PRP vs. PRF Similarities and Differences
PRP and PRF are both popular treatments. These treatments are used for similar cosmetic procedures. And the efficacy is impossible to deny. So, what are the difference between PRP vs PRF? Which one is best for you? Let’s find out.
At A Glance
Essentially, PRF and PRP are similar in application, but differ in their effects. Indeed, PRP dominated the market for a while. It was the only viable platelet-based therapy for regeneration. However, in recent years, Platelet Rich Fibrin has shown to be more effective.
Platelet rich fibrin is prepared by extracting blood from the patient. Then, the blood goes into a centrifuge to separate the platelets from the rest of the blood. The provider injects this processed product into the skin. PRF shows great potential for rejuvenating the skin, restoring hair growth, and improving skin texture.

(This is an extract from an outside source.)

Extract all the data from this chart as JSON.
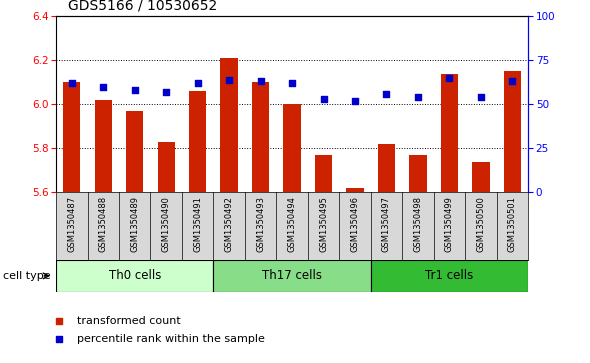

Furthermore, it is an effective way to prevent deep facial hollows and fine lines.
On the other hand, Platelet rich plasma also uses the regenerative factors present in the patient’s blood. It aids in exfoliation and improving the skin’s appearance. Additionally, PRP injections may speed up the healing process of injured tendons, ligaments, muscles, and joints.
Similarities of PRP vs PRF
The two treatments are similar in several ways, including:
- Rich in special proteins and growth factors
- Autologous platelet concentrates
- Potential solutions to aesthetic issues like acne scarring, aged skin, and dark spots
- Novel, platelet-based procedures
- All-natural treatment option
Differences in PRP vs PRF
While these are both platelet based regenerative treatments, they differ in technical aspects, as well as potency of platelets.
During PRF, the centrifuge spins slower, allowing it to extract more platelets. Also, since its gentler, it causes less damage to the cells. PRF is rich in healing factors like white blood cells, stem cells, and fibrin. It also has a higher potency of platelets.
Finally, the fibrin concentration causes the PRF solution to be in the forb of a matrix or scaffold. This means the platelets have a support structure. They remain in the area much longer, therefore producing better results.
On the other hand, PRP is collected at a high speed. Therefore, it has a lower number of platelets and lacks the heavier components like white blood cells, stems cells and fibrin. Lastly, the PRP process involves anticoagulants. Combined with the lack of fibrin, PRP lacks a support structure. So, it releases the platelets and growth factors at a much faster rate.